I’m a lawyer and I’ve always loved my work. I’ve been at the same firm for 8 years and was on track toward being partner within the next couple of years. I’ve earned consistently glowing reviews and pride myself in using good, careful judgement in all of my business dealings and I have a robust and growing client base. The problem started three months ago when I was assigned to work for a new partner in the firm. He is the most controlling manager I have ever had. I can’t make any decisions without him looking over my shoulder.

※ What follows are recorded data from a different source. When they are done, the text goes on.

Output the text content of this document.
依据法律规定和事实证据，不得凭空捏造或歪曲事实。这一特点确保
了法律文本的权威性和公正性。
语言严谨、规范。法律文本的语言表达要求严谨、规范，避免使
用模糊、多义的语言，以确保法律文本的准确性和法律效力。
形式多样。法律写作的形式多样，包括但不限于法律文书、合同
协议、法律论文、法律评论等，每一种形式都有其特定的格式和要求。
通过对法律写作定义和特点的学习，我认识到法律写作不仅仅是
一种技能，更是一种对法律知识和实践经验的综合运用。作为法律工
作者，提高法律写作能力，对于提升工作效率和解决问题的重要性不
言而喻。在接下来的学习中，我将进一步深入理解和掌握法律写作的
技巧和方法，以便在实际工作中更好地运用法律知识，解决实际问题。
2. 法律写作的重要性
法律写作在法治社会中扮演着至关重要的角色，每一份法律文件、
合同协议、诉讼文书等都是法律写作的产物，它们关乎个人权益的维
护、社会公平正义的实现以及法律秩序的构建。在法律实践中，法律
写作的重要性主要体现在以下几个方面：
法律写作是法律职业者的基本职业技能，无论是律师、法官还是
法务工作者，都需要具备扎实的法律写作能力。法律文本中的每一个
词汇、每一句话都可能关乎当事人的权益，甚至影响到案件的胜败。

In fact, he asks me to review, in advance, any and all client communication. It is counterproductive, demoralizing and frankly, I have never been this frustrated and unhappy in my work before. My wife can’t stand to see me this miserable. Should I just quit and look for a new job?

Please help!

—Larry, who at present is a very unhappy lawyer

Dear Larry,

I feel for you. This sounds like a very uncomfortable and difficult situation and unfortunately, one that is not that uncommon.

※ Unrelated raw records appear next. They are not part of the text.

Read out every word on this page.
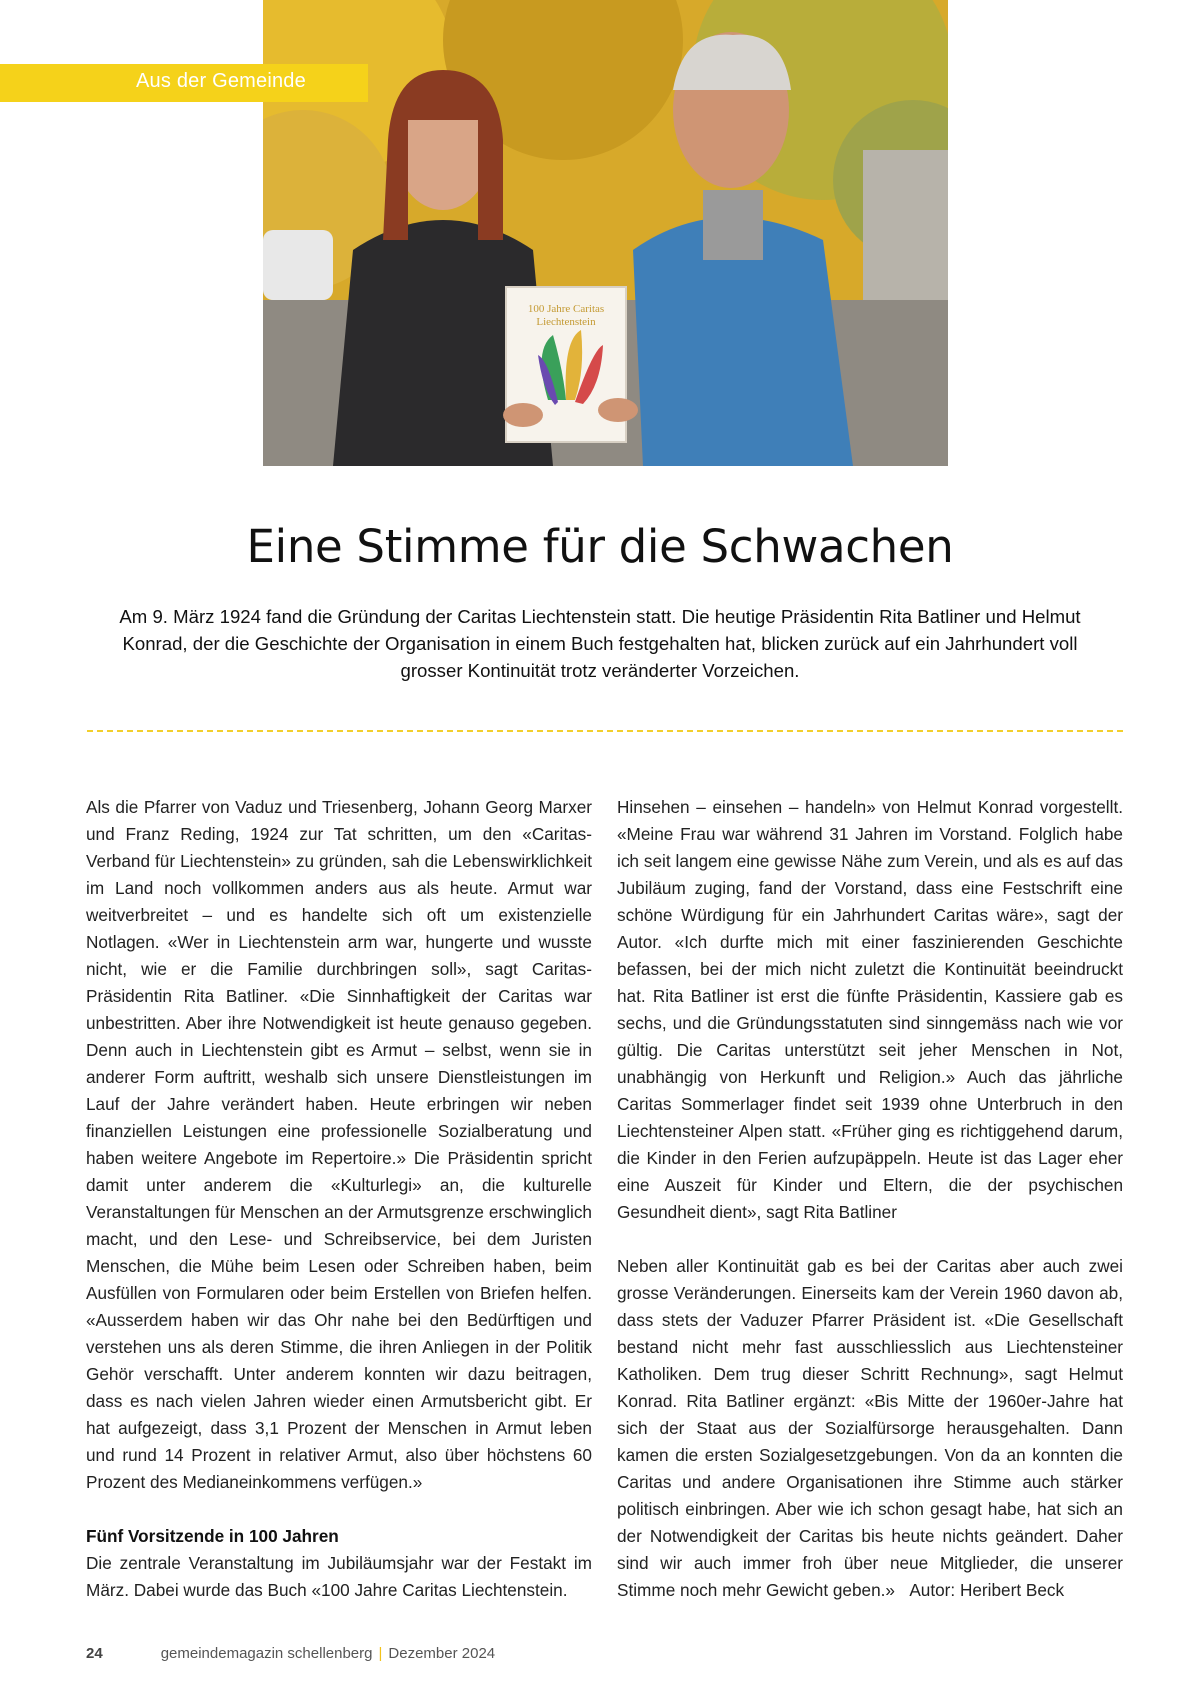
100 Jahre Caritas
Liechtenstein
Aus der Gemeinde
Eine Stimme für die Schwachen

Am 9. März 1924 fand die Gründung der Caritas Liechtenstein statt. Die heutige Präsidentin Rita Batliner und Helmut Konrad, der die Geschichte der Organisation in einem Buch festgehalten hat, blicken zurück auf ein Jahrhundert voll grosser Kontinuität trotz veränderter Vorzeichen.

Als die Pfarrer von Vaduz und Triesenberg, Johann Georg Marxer und Franz Reding, 1924 zur Tat schritten, um den «Caritas-Verband für Liechtenstein» zu gründen, sah die Lebenswirklichkeit im Land noch vollkommen anders aus als heute. Armut war weitverbreitet – und es handelte sich oft um existenzielle Notlagen. «Wer in Liechtenstein arm war, hungerte und wusste nicht, wie er die Familie durchbringen soll», sagt Caritas-Präsidentin Rita Batliner. «Die Sinnhaftigkeit der Caritas war unbestritten. Aber ihre Notwendigkeit ist heute genauso gegeben. Denn auch in Liechtenstein gibt es Armut – selbst, wenn sie in anderer Form auftritt, weshalb sich unsere Dienstleistungen im Lauf der Jahre verändert haben. Heute erbringen wir neben finanziellen Leistungen eine professionelle Sozialberatung und haben weitere Angebote im Repertoire.» Die Präsidentin spricht damit unter anderem die «Kulturlegi» an, die kulturelle Veranstaltungen für Menschen an der Armutsgrenze erschwinglich macht, und den Lese- und Schreibservice, bei dem Juristen Menschen, die Mühe beim Lesen oder Schreiben haben, beim Ausfüllen von Formularen oder beim Erstellen von Briefen helfen. «Ausserdem haben wir das Ohr nahe bei den Bedürftigen und verstehen uns als deren Stimme, die ihren Anliegen in der Politik Gehör verschafft. Unter anderem konnten wir dazu beitragen, dass es nach vielen Jahren wieder einen Armutsbericht gibt. Er hat aufgezeigt, dass 3,1 Prozent der Menschen in Armut leben und rund 14 Prozent in relativer Armut, also über höchstens 60 Prozent des Medianeinkommens verfügen.»

Fünf Vorsitzende in 100 Jahren

Die zentrale Veranstaltung im Jubiläumsjahr war der Festakt im März. Dabei wurde das Buch «100 Jahre Caritas Liechtenstein.

Hinsehen – einsehen – handeln» von Helmut Konrad vorgestellt. «Meine Frau war während 31 Jahren im Vorstand. Folglich habe ich seit langem eine gewisse Nähe zum Verein, und als es auf das Jubiläum zuging, fand der Vorstand, dass eine Festschrift eine schöne Würdigung für ein Jahrhundert Caritas wäre», sagt der Autor. «Ich durfte mich mit einer faszinierenden Geschichte befassen, bei der mich nicht zuletzt die Kontinuität beeindruckt hat. Rita Batliner ist erst die fünfte Präsidentin, Kassiere gab es sechs, und die Gründungsstatuten sind sinngemäss nach wie vor gültig. Die Caritas unterstützt seit jeher Menschen in Not, unabhängig von Herkunft und Religion.» Auch das jährliche Caritas Sommerlager findet seit 1939 ohne Unterbruch in den Liechtensteiner Alpen statt. «Früher ging es richtiggehend darum, die Kinder in den Ferien aufzupäppeln. Heute ist das Lager eher eine Auszeit für Kinder und Eltern, die der psychischen Gesundheit dient», sagt Rita Batliner

Neben aller Kontinuität gab es bei der Caritas aber auch zwei grosse Veränderungen. Einerseits kam der Verein 1960 davon ab, dass stets der Vaduzer Pfarrer Präsident ist. «Die Gesellschaft bestand nicht mehr fast ausschliesslich aus Liechtensteiner Katholiken. Dem trug dieser Schritt Rechnung», sagt Helmut Konrad. Rita Batliner ergänzt: «Bis Mitte der 1960er-Jahre hat sich der Staat aus der Sozialfürsorge herausgehalten. Dann kamen die ersten Sozialgesetzgebungen. Von da an konnten die Caritas und andere Organisationen ihre Stimme auch stärker politisch einbringen. Aber wie ich schon gesagt habe, hat sich an der Notwendigkeit der Caritas bis heute nichts geändert. Daher sind wir auch immer froh über neue Mitglieder, die unserer Stimme noch mehr Gewicht geben.» Autor: Heribert Beck

24	gemeindemagazin schellenberg | Dezember 2024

You and your manager have a style clash. You tend to be an independent worker and he is very high on control. I  suggest that you consider not taking his behavior too personally. Why? He either has been treated this way himself and is modeling familiar behavior or, more likely, he has probably been burned before by subordinates who acted impulsively or improperly and the consequences fell to him.

My suggestion is that you ask to talk to him about the style situation, and how you really want to earn his trust.

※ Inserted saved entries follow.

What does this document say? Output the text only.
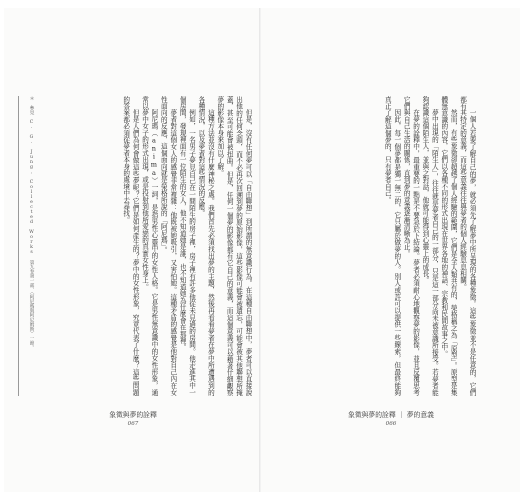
＊ 參見 C. G. Jung, Collected Works 第九卷第一部，〈阿尼瑪與阿尼姆斯〉一節。	但是，沒有任何夢可以「自由聯想」到所謂的無意識行為。在這種自由聯想中，夢者可以直接說出他的任何念頭，而不必再次回溯到夢的原始影像，這些影像可能會被遺忘，可能會被其他聯想所掩蓋，甚至可能會被扭曲。但是，任何一個夢的影像都有它自己的意義，而這個意義可以藉著仔細觀察夢的影像本身來加以了解。

這種方法並沒有什麼神秘之處。我們首先必須找出夢的主題，然後再看看夢者在夢中所遭遇到的各種情況，以及夢者對這些情況的反應。

例如，一名男子夢見自己在一間陌生的房子裡，房子裡有許多他從未見過的房間。他走進其中一個房間，發現裡面有一位陌生的女人，他不知道她是誰，也不知道她為什麼會在那裡。

夢者對這個女人的感覺非常複雜：他既被她吸引，又害怕她。這種矛盾的感覺是他對自己內在女性面向的反應，這個面向就是榮格所說的「阿尼瑪」。

阿尼瑪（anima）一詞，是指男性心靈中的女性人格。它是男性無意識中的女性形象，通常以夢中女子的形式出現，或是投射到他所愛戀的真實女性身上。

但是人們為何會做這些夢呢？它們是如何產生的？夢中的女性形象，究竟代表了什麼？這些問題的答案都必須從夢者本身的處境中去尋找。

象徵與夢的詮釋
067

一個人若要了解自己的夢，就必須先了解夢中所呈現的各種象徵。這些象徵並不是任意的，它們都有其特定的意義，而這些意義往往與夢者的個人經驗息息相關。

然而，有些象徵卻超越了個人經驗的範圍，它們是全人類共有的，榮格稱之為「原型」。原型是集體無意識的內容，它們以各種不同的形式出現在世界各地的神話、宗教和民間故事之中。

夢中出現的「陌生人」，往往就是夢者自己的一部分，只是這一部分尚未被意識所接受。若夢者能夠認識這個陌生人，並與之對話，他就可能得到心靈上的成長。

在夢的詮釋中，最重要的一點是不要急於下結論。夢者必須耐心地觀察夢的影像，並且反覆思考它們與自己生活的關係，直到夢的意義逐漸清晰為止。

因此，每一個夢都是獨一無二的，它只屬於做夢的人。別人或許可以提供一些線索，但最終能夠真正了解這個夢的，只有夢者自己。

象徵與夢的詮釋 ｜ 夢的意義
066
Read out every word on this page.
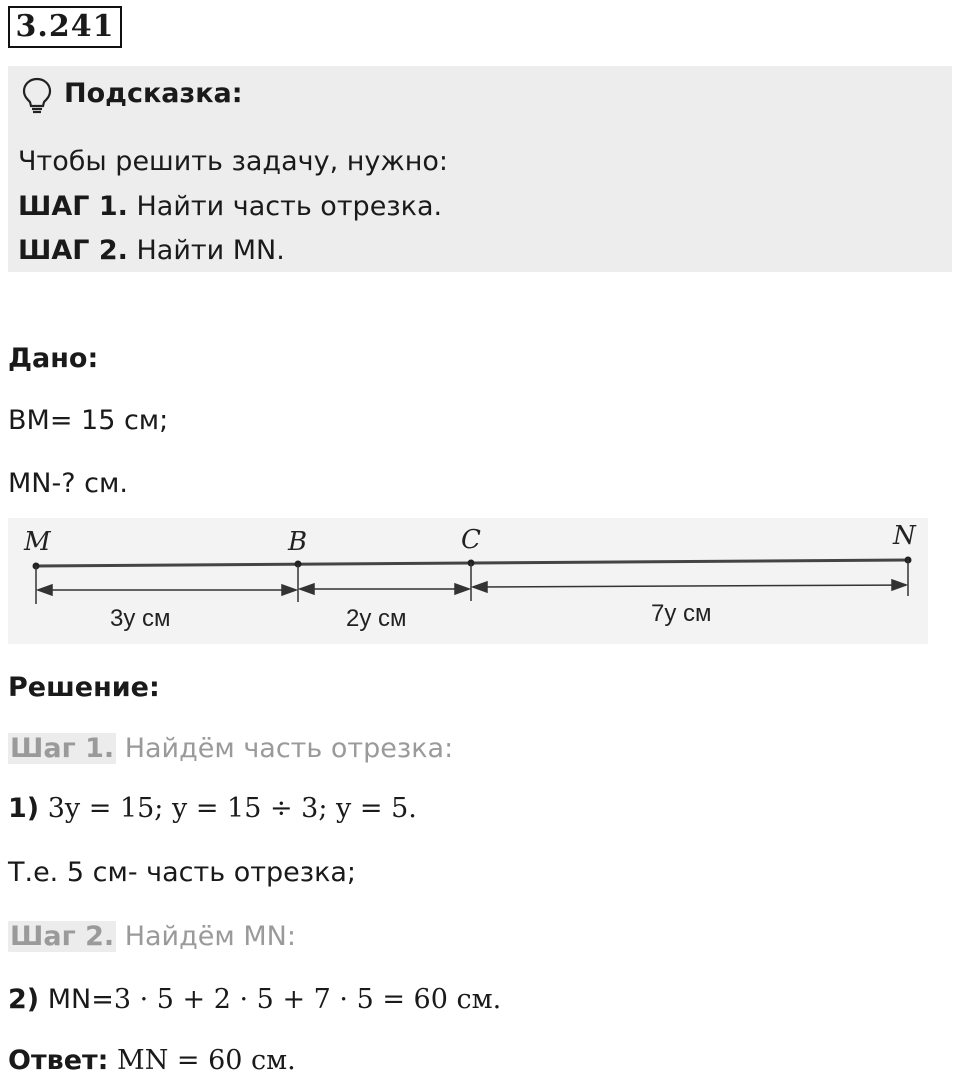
3.241
Подсказка:
Чтобы решить задачу, нужно:
ШАГ 1. Найти часть отрезка.
ШАГ 2. Найти MN.
Дано:
BM= 15 см;
MN-? см.
M	B	C	N
3y см	2y см	7y см
Решение:
Шаг 1. Найдём часть отрезка:
1) 3y = 15; y = 15 ÷ 3; y = 5.
Т.е. 5 см- часть отрезка;
Шаг 2. Найдём MN:
2) MN=3 · 5 + 2 · 5 + 7 · 5 = 60 см.
Ответ: MN = 60 см.
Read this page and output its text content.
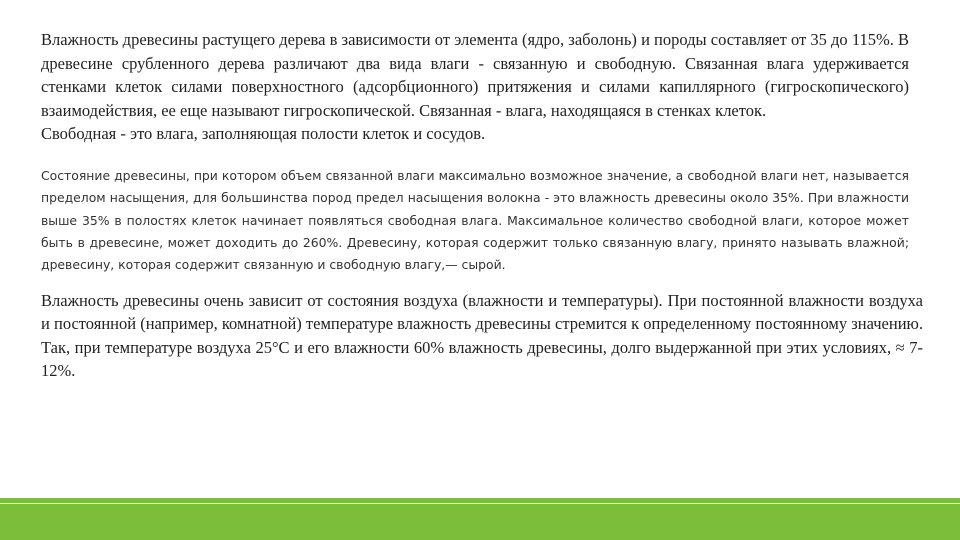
Влажность древесины растущего дерева в зависимости от элемента (ядро, заболонь) и породы составляет от 35 до 115%. В древесине срубленного дерева различают два вида влаги - связанную и свободную. Связанная влага удерживается стенками клеток силами поверхностного (адсорбционного) притяжения и силами капиллярного (гигроскопического) взаимодействия, ее еще называют гигроскопической. Связанная - влага, находящаяся в стенках клеток.

Свободная - это влага, заполняющая полости клеток и сосудов.

Состояние древесины, при котором объем связанной влаги максимально возможное значение, а свободной влаги нет, называется пределом насыщения, для большинства пород предел насыщения волокна - это влажность древесины около 35%. При влажности выше 35% в полостях клеток начинает появляться свободная влага. Максимальное количество свободной влаги, которое может быть в древесине, может доходить до 260%. Древесину, которая содержит только связанную влагу, принято называть влажной; древесину, которая содержит связанную и свободную влагу,— сырой.

Влажность древесины очень зависит от состояния воздуха (влажности и температуры). При постоянной влажности воздуха и постоянной (например, комнатной) температуре влажность древесины стремится к определенному постоянному значению. Так, при температуре воздуха 25°C и его влажности 60% влажность древесины, долго выдержанной при этих условиях, ≈ 7-12%.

Suggest that for the next say 3-week period, you meet with him on a daily basis, and discuss not only your current workload, but communicate your strategies and your thinking in full. Let him get to know you and become comfortable with your judgement and decision making style. Additionally, send him a detailed full status report twice a week with any special concerns, red flags or questions. After that 3-week period, ask for feedback, and if it’s positive, ask him if you can meet less frequently but continue to do weekly detailed status reports.

Larry, I have seen this strategy work, a systematic process of earning trust toward more independence.

Best of luck to you and onward to earning your partnership in the firm.